От футуризма 1930-х до фатализма 2020-х: десять эффектных образов грядущего в культовых фантастических фильмах.
От футуризма 1930-х до фатализма 2020-х: десять эффектных образов грядущего в культовых фантастических фильмах.
Одинокая раненая девушка, которая не помнит ни собственного имени, ни краха мира, пересекает заброшенный город; по ее стопам следуют военные патрули. Брат и сестра — он в инвалидной коляске, она не в себе — ищут способы покинуть постапокалиптическую пустыню, жестокую к редким еще живым людям; все безуспешно. Муж и жена трагически отдаляются друг от друга под давлением кастового, до бесчувствия регламентированного общества. Горят города. Бунтуют машины. Ветер разносит обрывки прежней, современной нам цивилизации, и почти никому из выживших нет дела до этих обесценившихся артефактов ушедшей эпохи.

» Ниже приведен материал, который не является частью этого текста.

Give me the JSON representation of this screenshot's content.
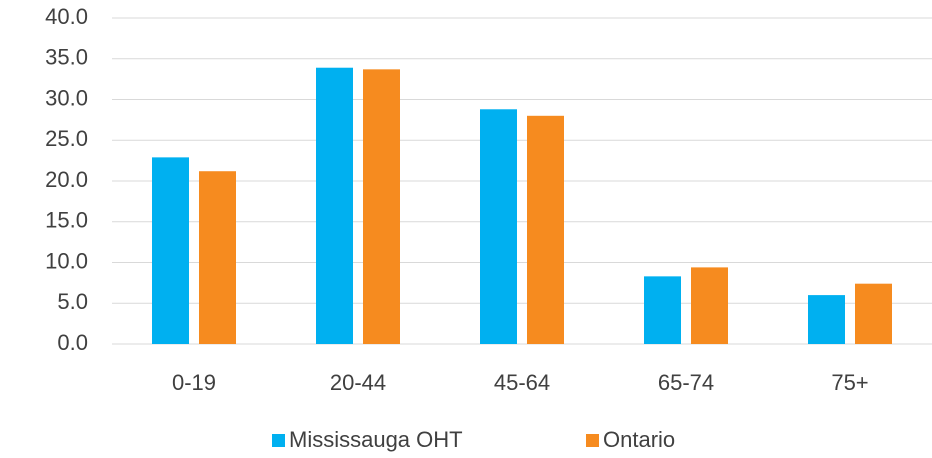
{
  "chart_data": {
    "type": "bar",
    "categories": [
      "0-19",
      "20-44",
      "45-64",
      "65-74",
      "75+"
    ],
    "series": [
      {
        "name": "Mississauga OHT",
        "color": "#00b0f0",
        "values": [
          22.9,
          33.9,
          28.8,
          8.3,
          6.0
        ]
      },
      {
        "name": "Ontario",
        "color": "#f68b1f",
        "values": [
          21.2,
          33.7,
          28.0,
          9.4,
          7.4
        ]
      }
    ],
    "ylim": [
      0,
      40
    ],
    "yticks": [
      {
        "value": 0,
        "label": "0.0"
      },
      {
        "value": 5,
        "label": "5.0"
      },
      {
        "value": 10,
        "label": "10.0"
      },
      {
        "value": 15,
        "label": "15.0"
      },
      {
        "value": 20,
        "label": "20.0"
      },
      {
        "value": 25,
        "label": "25.0"
      },
      {
        "value": 30,
        "label": "30.0"
      },
      {
        "value": 35,
        "label": "35.0"
      },
      {
        "value": 40,
        "label": "40.0"
      }
    ],
    "grid": true,
    "legend": "bottom"
  }
}
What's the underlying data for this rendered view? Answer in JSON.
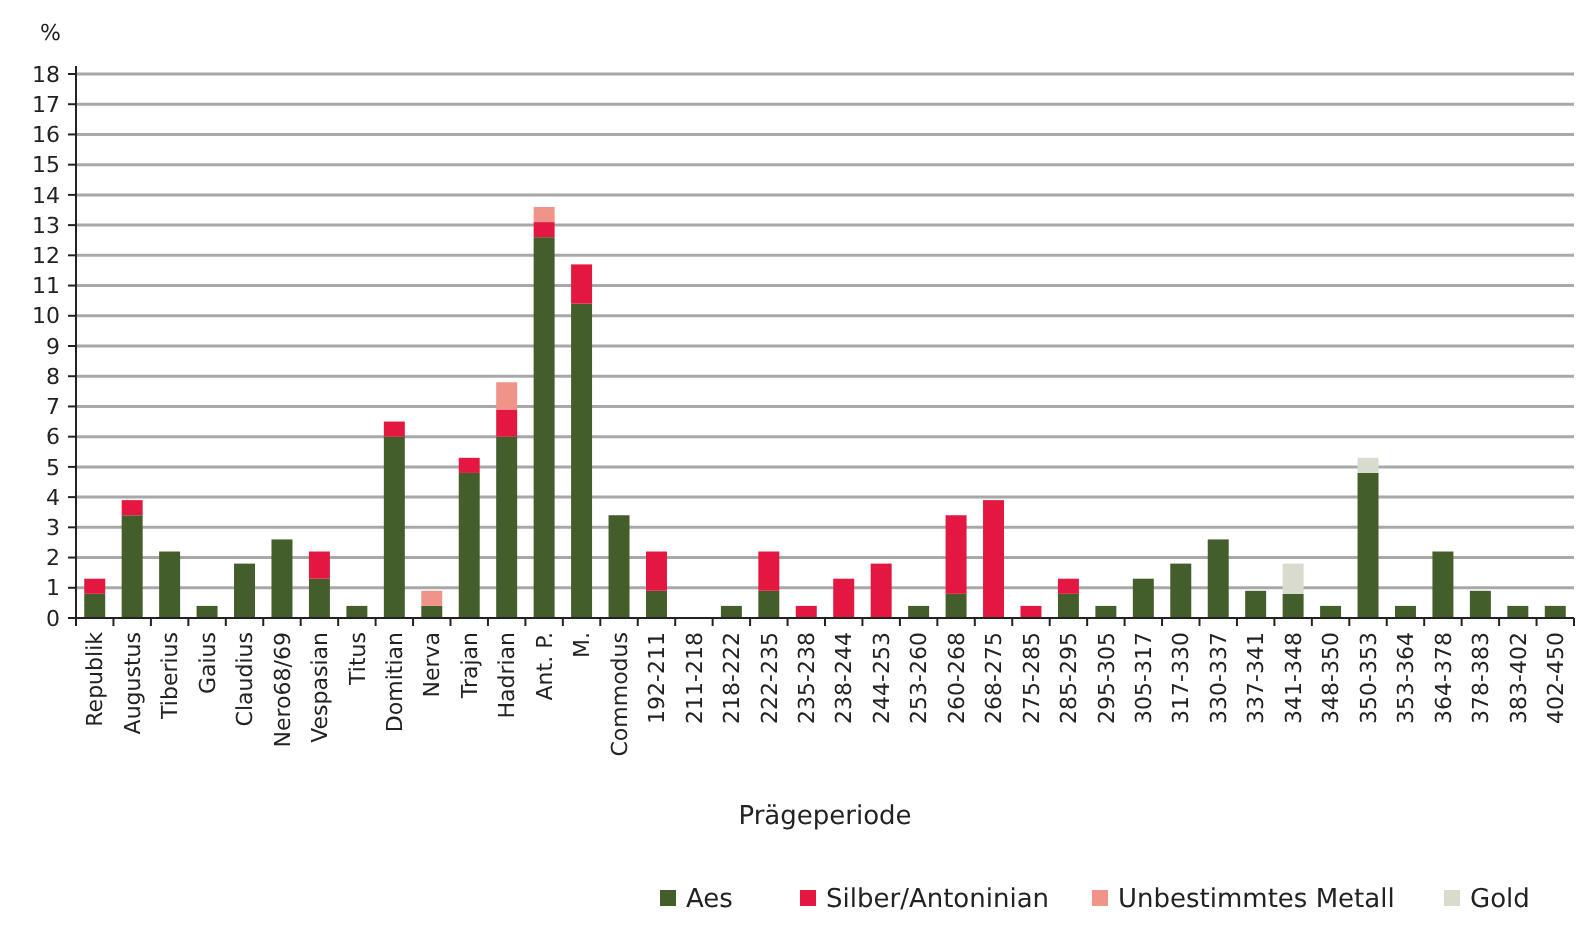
{
  "chart_data": {
    "type": "bar",
    "stacked": true,
    "ylabel": "%",
    "xlabel": "Prägeperiode",
    "legend": "bottom",
    "grid": "y",
    "categories": [
      "Republik",
      "Augustus",
      "Tiberius",
      "Gaius",
      "Claudius",
      "Nero68/69",
      "Vespasian",
      "Titus",
      "Domitian",
      "Nerva",
      "Trajan",
      "Hadrian",
      "Ant. P.",
      "M.",
      "Commodus",
      "192-211",
      "211-218",
      "218-222",
      "222-235",
      "235-238",
      "238-244",
      "244-253",
      "253-260",
      "260-268",
      "268-275",
      "275-285",
      "285-295",
      "295-305",
      "305-317",
      "317-330",
      "330-337",
      "337-341",
      "341-348",
      "348-350",
      "350-353",
      "353-364",
      "364-378",
      "378-383",
      "383-402",
      "402-450"
    ],
    "ylim": [
      0,
      18
    ],
    "yticks": [
      0,
      1,
      2,
      3,
      4,
      5,
      6,
      7,
      8,
      9,
      10,
      11,
      12,
      13,
      14,
      15,
      16,
      17,
      18
    ],
    "series": [
      {
        "name": "Aes",
        "color": "#445e2b",
        "values": [
          0.8,
          3.4,
          2.2,
          0.4,
          1.8,
          2.6,
          1.3,
          0.4,
          6.0,
          0.4,
          4.8,
          6.0,
          12.6,
          10.4,
          3.4,
          0.9,
          null,
          0.4,
          0.9,
          null,
          null,
          null,
          0.4,
          0.8,
          null,
          null,
          0.8,
          0.4,
          1.3,
          1.8,
          2.6,
          0.9,
          0.8,
          0.4,
          4.8,
          0.4,
          2.2,
          0.9,
          0.4,
          0.4
        ]
      },
      {
        "name": "Silber/Antoninian",
        "color": "#e31740",
        "values": [
          0.5,
          0.5,
          null,
          null,
          null,
          null,
          0.9,
          null,
          0.5,
          null,
          0.5,
          0.9,
          0.5,
          1.3,
          null,
          1.3,
          null,
          null,
          1.3,
          0.4,
          1.3,
          1.8,
          null,
          2.6,
          3.9,
          0.4,
          0.5,
          null,
          null,
          null,
          null,
          null,
          null,
          null,
          null,
          null,
          null,
          null,
          null,
          null
        ]
      },
      {
        "name": "Unbestimmtes Metall",
        "color": "#f0948a",
        "values": [
          null,
          null,
          null,
          null,
          null,
          null,
          null,
          null,
          null,
          0.5,
          null,
          0.9,
          0.5,
          null,
          null,
          null,
          null,
          null,
          null,
          null,
          null,
          null,
          null,
          null,
          null,
          null,
          null,
          null,
          null,
          null,
          null,
          null,
          null,
          null,
          null,
          null,
          null,
          null,
          null,
          null
        ]
      },
      {
        "name": "Gold",
        "color": "#d9dbcf",
        "values": [
          null,
          null,
          null,
          null,
          null,
          null,
          null,
          null,
          null,
          null,
          null,
          null,
          null,
          null,
          null,
          null,
          null,
          null,
          null,
          null,
          null,
          null,
          null,
          null,
          null,
          null,
          null,
          null,
          null,
          null,
          null,
          null,
          1.0,
          null,
          0.5,
          null,
          null,
          null,
          null,
          null
        ]
      }
    ]
  }
}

Иллюстрация: Степан Липатов, Варя Фомичева
Все это детали сюжетов культовых научно-фантастических фильмов — и все они, скажем прямо, не то чтобы излучают оптимизм. Куда делись надежды и мечты времен индустриальной эры и начала космической эпохи? Почему в кинематографе, искусстве, как будто идеально подходящем для производства самых невероятных грез, утопический импульс почти всегда подменяется образами дистопии? Из-за чего обращенные в будущее фантазии режиссеров и сценаристов так часто сводятся не к лучшим, более справедливым и прогрессивным моделям общества и мироустройства, а к апокалиптическим предупреждениям и тревожным видениям перманентного кризиса?

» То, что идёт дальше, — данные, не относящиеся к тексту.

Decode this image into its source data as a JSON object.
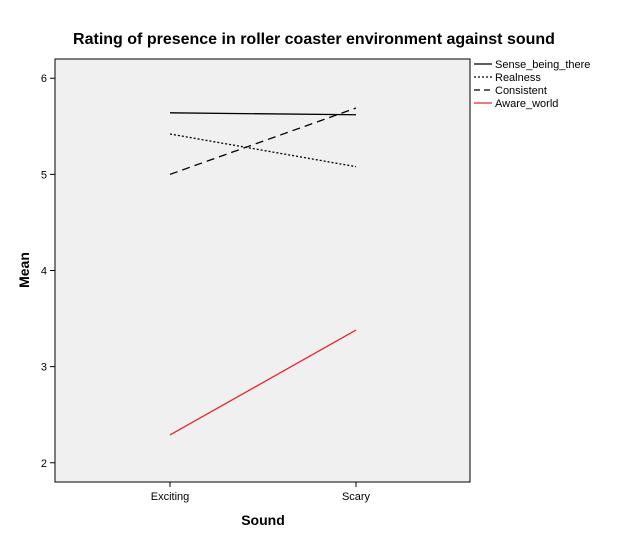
{
  "chart_data": {
    "type": "line",
    "title": "Rating of presence in roller coaster environment against sound",
    "xlabel": "Sound",
    "ylabel": "Mean",
    "categories": [
      "Exciting",
      "Scary"
    ],
    "ylim": [
      1.8,
      6.2
    ],
    "yticks": [
      "2",
      "3",
      "4",
      "5",
      "6"
    ],
    "ytick_values": [
      2,
      3,
      4,
      5,
      6
    ],
    "grid": false,
    "legend_position": "top-right outside",
    "series": [
      {
        "name": "Sense_being_there",
        "values": [
          5.64,
          5.62
        ],
        "color": "#000000",
        "style": "solid"
      },
      {
        "name": "Realness",
        "values": [
          5.42,
          5.08
        ],
        "color": "#000000",
        "style": "dotted"
      },
      {
        "name": "Consistent",
        "values": [
          5.0,
          5.69
        ],
        "color": "#000000",
        "style": "dashed"
      },
      {
        "name": "Aware_world",
        "values": [
          2.29,
          3.38
        ],
        "color": "#e8262b",
        "style": "solid"
      }
    ],
    "plot_background": "#f0f0f0"
  }
}
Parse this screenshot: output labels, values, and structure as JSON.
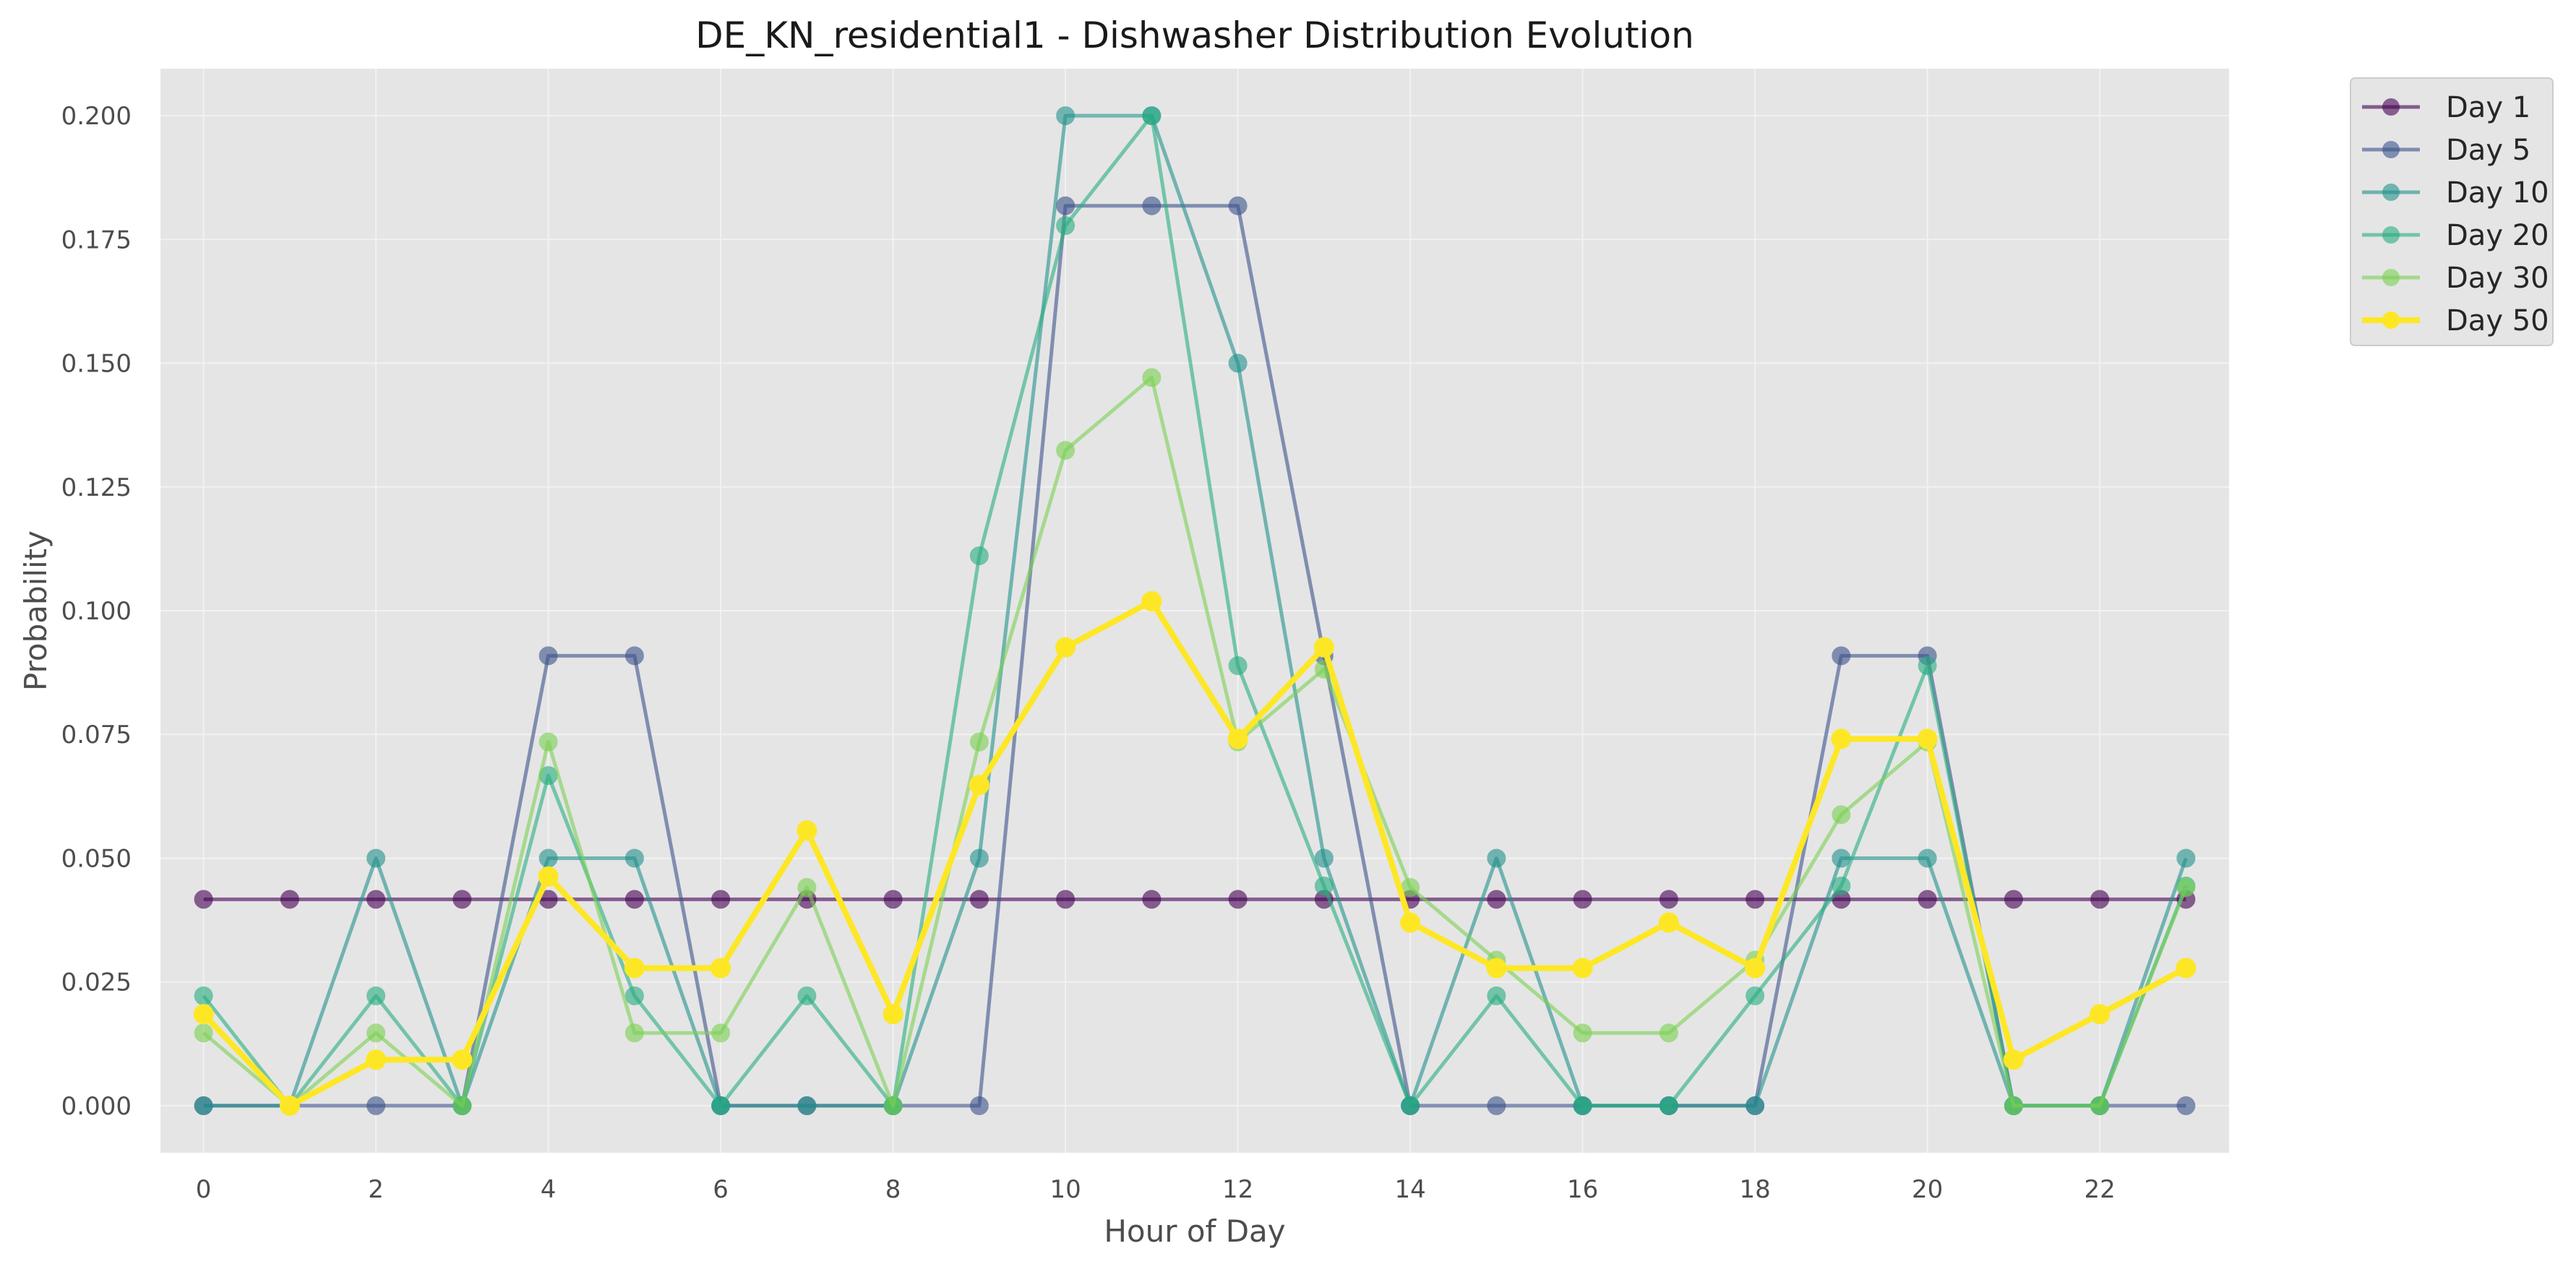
{
  "chart_data": {
    "type": "line",
    "title": "DE_KN_residential1 - Dishwasher Distribution Evolution",
    "xlabel": "Hour of Day",
    "ylabel": "Probability",
    "x": [
      0,
      1,
      2,
      3,
      4,
      5,
      6,
      7,
      8,
      9,
      10,
      11,
      12,
      13,
      14,
      15,
      16,
      17,
      18,
      19,
      20,
      21,
      22,
      23
    ],
    "xlim": [
      -0.5,
      23.5
    ],
    "ylim": [
      -0.0095,
      0.2095
    ],
    "x_ticks": [
      "0",
      "2",
      "4",
      "6",
      "8",
      "10",
      "12",
      "14",
      "16",
      "18",
      "20",
      "22"
    ],
    "y_ticks": [
      "0.000",
      "0.025",
      "0.050",
      "0.075",
      "0.100",
      "0.125",
      "0.150",
      "0.175",
      "0.200"
    ],
    "grid": true,
    "legend_position": "outside top-right",
    "series": [
      {
        "name": "Day 1",
        "color": "#440154",
        "values": [
          0.0417,
          0.0417,
          0.0417,
          0.0417,
          0.0417,
          0.0417,
          0.0417,
          0.0417,
          0.0417,
          0.0417,
          0.0417,
          0.0417,
          0.0417,
          0.0417,
          0.0417,
          0.0417,
          0.0417,
          0.0417,
          0.0417,
          0.0417,
          0.0417,
          0.0417,
          0.0417,
          0.0417
        ]
      },
      {
        "name": "Day 5",
        "color": "#3b528b",
        "values": [
          0,
          0,
          0,
          0,
          0.0909,
          0.0909,
          0,
          0,
          0,
          0,
          0.1818,
          0.1818,
          0.1818,
          0.0909,
          0,
          0,
          0,
          0,
          0,
          0.0909,
          0.0909,
          0,
          0,
          0
        ]
      },
      {
        "name": "Day 10",
        "color": "#21918c",
        "values": [
          0,
          0,
          0.05,
          0,
          0.05,
          0.05,
          0,
          0,
          0,
          0.05,
          0.2,
          0.2,
          0.15,
          0.05,
          0,
          0.05,
          0,
          0,
          0,
          0.05,
          0.05,
          0,
          0,
          0.05
        ]
      },
      {
        "name": "Day 20",
        "color": "#27ad81",
        "values": [
          0.0222,
          0,
          0.0222,
          0,
          0.0667,
          0.0222,
          0,
          0.0222,
          0,
          0.1111,
          0.1778,
          0.2,
          0.0889,
          0.0444,
          0,
          0.0222,
          0,
          0,
          0.0222,
          0.0444,
          0.0889,
          0,
          0,
          0.0444
        ]
      },
      {
        "name": "Day 30",
        "color": "#7ad151",
        "values": [
          0.0147,
          0,
          0.0147,
          0,
          0.0735,
          0.0147,
          0.0147,
          0.0441,
          0,
          0.0735,
          0.1324,
          0.1471,
          0.0735,
          0.0882,
          0.0441,
          0.0294,
          0.0147,
          0.0147,
          0.0294,
          0.0588,
          0.0735,
          0,
          0,
          0.0441
        ]
      },
      {
        "name": "Day 50",
        "color": "#fde725",
        "values": [
          0.0185,
          0,
          0.0093,
          0.0093,
          0.0463,
          0.0278,
          0.0278,
          0.0556,
          0.0185,
          0.0648,
          0.0926,
          0.1019,
          0.0741,
          0.0926,
          0.037,
          0.0278,
          0.0278,
          0.037,
          0.0278,
          0.0741,
          0.0741,
          0.0093,
          0.0185,
          0.0278
        ]
      }
    ]
  }
}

Фредрик Джеймисон, один из современных мыслителей, наиболее развернуто и серьезно занимавшихся темой утопии и жанром научной фантастики, считал, что ответ на подобные вопросы кроется в неверном взгляде на них. Вопреки стереотипическому представлению о сай-фае, считал Джеймисон, подлинным, неотъемлемым качеством этого жанра является вовсе не его способность представлять будущее — а, напротив, потенциал для того, чтобы раз за разом, снова и снова свидетельствовать о невозможности по-настоящему вообразить грядущее. Фантастика, таким образом, становится максимально доходчивым и убедительным средством продемонстрировать и отрефлексировать пределы человеческих возможностей.
В этом контексте логично предположить, что, несмотря на представление о фантастике как о низком, развлекательном жанре (что может быть справедливо для подавляющего большинства американских и современных российских сай-фай-фильмов, в которых проступает та или иная идеологическая основа), она нередко может быть и интересным пространством для выражения идей режиссеров авторского кино.
Более того, часто в их руках даже футуристический пессимизм перестает быть идеологизированным: он служит не столько выражением параноидального страха перед регрессом человечества или доминированием воображаемых тоталитарных обществ, как в голливудских дистопиях, сколько попыткой дойти до пределов коллективного воображения и хотя бы очертить те границы, на которых мечта о лучшем будущем сталкивается с системными, культурными и идеологическими барьерами, не позволяющими этой мечте обрести по-настоящему радикальную и новую форму.
Кинопрограмма «Закат в сто сорок солнц» вступает в диалог с одноименной выставкой «
В рамках цикла соседствуют и вступают в диалог ленты классиков Нового немецкого кино Райнера Вернера Фасбиндера и Вернера Херцога (единственные их работы, обращенные к жанру фантастики) и свежий бразильский фестивальный хит «Пустошь в огне», ухитряющийся добиться антиутопического эффекта в полудокументальном кино. Советская фантастика 1930-х годов, ужасающаяся перспективам развития искусственного интеллекта, уживается с подкрепленной математикой авторской фантазией о возможностях виртуальной реальности, олицетворенной молодой Тильдой Суинтон. Культовый греческий сай-фай из 1980-х, в котором сквозят воспоминания о временах диктатуры, сопоставлен с эфиопской антиутопией, разворачивающейся в пространстве воспоминаний о сгинувшей поп-культуре ХХ века.
В конечном счете, даже если фантастическая утопия и обречена быть свидетельством своей нереальности, то утопия кинематографическая вполне возможна. В кинопрограмме собраны примеры таких фильмов — по-настоящему уникальных и раздвигающих жанровые рамки кинематографа в контекстах и реалиях, как будто бы совсем к тому не располагающих.